For this reason, I am extremely grateful to my pastor. Some people see him as “too catholic” or “inflexible.” Some ask, “Why do we have to sing old hymns?” Or, “Why do we have to use a liturgy?” Or, “Why do we have to learn creeds or attach ourselves to the doctrine of a bunch of dead Europeans?” Some wish he would just “lighten up” and “get with the movement of our day.” Oh, how thankful our little flock should be that our shepherd resists the “movement of our day” in order to teach us why Christian Lutherans believe what they believe and do what they do.
My pastor has been gifted with a pair of worldview glasses that help him contrast God’s Word with the ways of the world. My congregation is blessed — whether it knows it or not — because our pastor is not afraid to return to the past.
In his book, A Free People’s Suicide,” Oz Guinness writes,
A return can be progressive, not reactionary. Each movement in its own way best goes forward by first going back.”
What does Guinness mean?
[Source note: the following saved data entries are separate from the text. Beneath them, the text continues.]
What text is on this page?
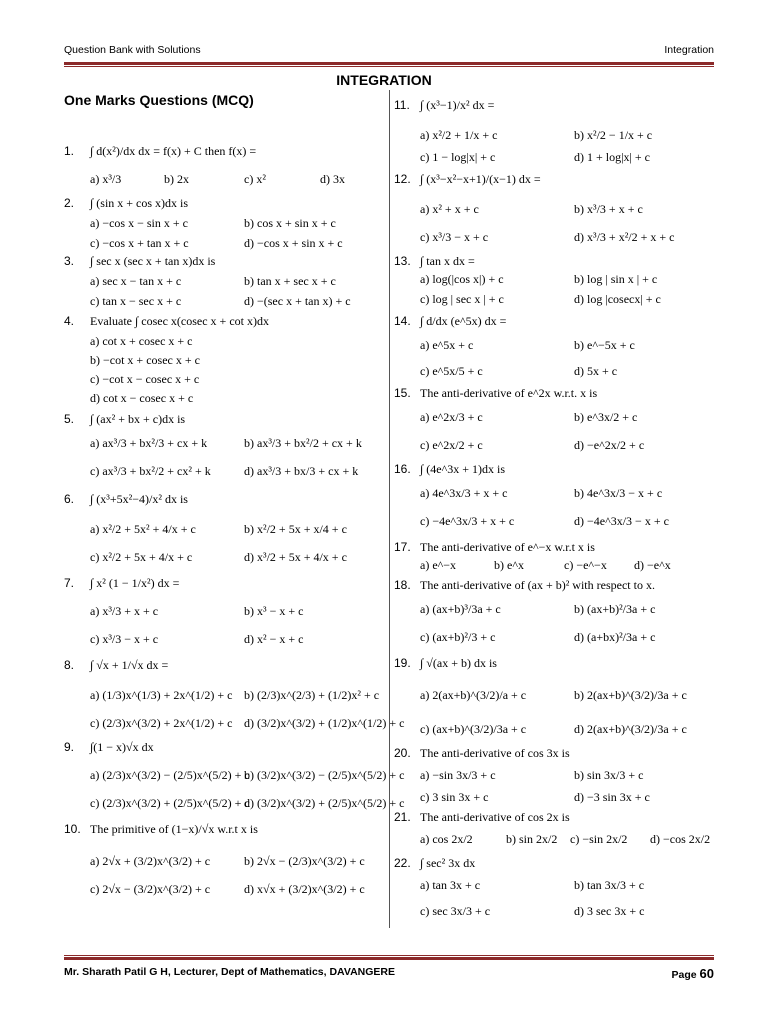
Question Bank with Solutions	Integration
INTEGRATION
One Marks Questions (MCQ)
1. ∫ d(x²)/dx dx = f(x) + C then f(x) =
a) x³/3	b) 2x	c) x²	d) 3x
2. ∫ (sin x + cos x)dx is
a) −cos x − sin x + c	b) cos x + sin x + c
c) −cos x + tan x + c	d) −cos x + sin x + c
3. ∫ sec x (sec x + tan x)dx is
a) sec x − tan x + c	b) tan x + sec x + c
c) tan x − sec x + c	d) −(sec x + tan x) + c
4. Evaluate ∫ cosec x(cosec x + cot x)dx
a) cot x + cosec x + c
b) −cot x + cosec x + c
c) −cot x − cosec x + c
d) cot x − cosec x + c
5. ∫ (ax² + bx + c)dx is
a) ax³/3 + bx²/3 + cx + k	b) ax³/3 + bx²/2 + cx + k
c) ax³/3 + bx²/2 + cx² + k	d) ax³/3 + bx/3 + cx + k
6. ∫ (x³+5x²−4)/x² dx is
a) x²/2 + 5x² + 4/x + c	b) x²/2 + 5x + x/4 + c
c) x²/2 + 5x + 4/x + c	d) x³/2 + 5x + 4/x + c
7. ∫ x² (1 − 1/x²) dx =
a) x³/3 + x + c	b) x³ − x + c
c) x³/3 − x + c	d) x² − x + c
8. ∫ √x + 1/√x dx =
a) (1/3)x^(1/3) + 2x^(1/2) + c b) (2/3)x^(2/3) + (1/2)x² + c
c) (2/3)x^(3/2) + 2x^(1/2) + c d) (3/2)x^(3/2) + (1/2)x^(1/2) + c
9. ∫(1 − x)√x dx
a) (2/3)x^(3/2) − (2/5)x^(5/2) + c
b) (3/2)x^(3/2) − (2/5)x^(5/2) + c
c) (2/3)x^(3/2) + (2/5)x^(5/2) + c
d) (3/2)x^(3/2) + (2/5)x^(5/2) + c
10. The primitive of (1−x)/√x w.r.t x is
a) 2√x + (3/2)x^(3/2) + c	b) 2√x − (2/3)x^(3/2) + c
c) 2√x − (3/2)x^(3/2) + c	d) x√x + (3/2)x^(3/2) + c
11. ∫ (x³−1)/x² dx =
a) x²/2 + 1/x + c	b) x²/2 − 1/x + c
c) 1 − log|x| + c	d) 1 + log|x| + c
12. ∫ (x³−x²−x+1)/(x−1) dx =
a) x² + x + c	b) x³/3 + x + c
c) x³/3 − x + c	d) x³/3 + x²/2 + x + c
13. ∫ tan x dx =
a) log(|cos x|) + c	b) log | sin x | + c
c) log | sec x | + c	d) log |cosecx| + c
14. ∫ d/dx (e^5x) dx =
a) e^5x + c	b) e^−5x + c
c) e^5x/5 + c	d) 5x + c
15. The anti-derivative of e^2x w.r.t. x is
a) e^2x/3 + c	b) e^3x/2 + c
c) e^2x/2 + c	d) −e^2x/2 + c
16. ∫ (4e^3x + 1)dx is
a) 4e^3x/3 + x + c	b) 4e^3x/3 − x + c
c) −4e^3x/3 + x + c	d) −4e^3x/3 − x + c
17. The anti-derivative of e^−x w.r.t x is
a) e^−x	b) e^x	c) −e^−x d) −e^x
18. The anti-derivative of (ax + b)² with respect to x.
a) (ax+b)³/3a + c	b) (ax+b)²/3a + c
c) (ax+b)²/3 + c	d) (a+bx)²/3a + c
19. ∫ √(ax + b) dx is
a) 2(ax+b)^(3/2)/a + c	b) 2(ax+b)^(3/2)/3a + c
c) (ax+b)^(3/2)/3a + c	d) 2(ax+b)^(3/2)/3a + c
20. The anti-derivative of cos 3x is
a) −sin 3x/3 + c	b) sin 3x/3 + c
c) 3 sin 3x + c	d) −3 sin 3x + c
21. The anti-derivative of cos 2x is
a) cos 2x/2	b) sin 2x/2 c) −sin 2x/2 d) −cos 2x/2
22. ∫ sec² 3x dx
a) tan 3x + c	b) tan 3x/3 + c
c) sec 3x/3 + c	d) 3 sec 3x + c
Mr. Sharath Patil G H, Lecturer, Dept of Mathematics, DAVANGERE	Page 60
National, church, or even family renewal happens by going back to its beginnings. To its reasons for being in the first place. Martin Luther knew this. The Puritans knew this. Thomas Jefferson knew this. History, writes Guinness, “shows that when it comes to ideas, it is in fact possible to turn back the clock. Two of the most progressive movements in Western history — the Renaissance and the Reformation — were both the result of a return to the past, though in very different ways and with very different outcomes.”
It is, in fact, a law of physics that things are preserved from destruction when brought back to their first principles. Guinness calls this innovative thinking “outside the box” because it is “back to basics and not a mindless espousal of the present or a breathless chase after some purported future.” Guinness states,
The most creative re-makings are always through the most faithful re-discoveries.”
I am a Biblical Christian of the Lutheran bent living in a hurting world. For the sake of my grandchildren, I need to help re-build, in church or society, by re-discovering things of the past. There is no embarrassment or intellectual shame in this endeavor.
So, thank you my dear pastor, for taking me back so that I might better move forward. Thank you for helping me re-make what is good and right and true by re-discovering who I am. Upon what I stand. And why.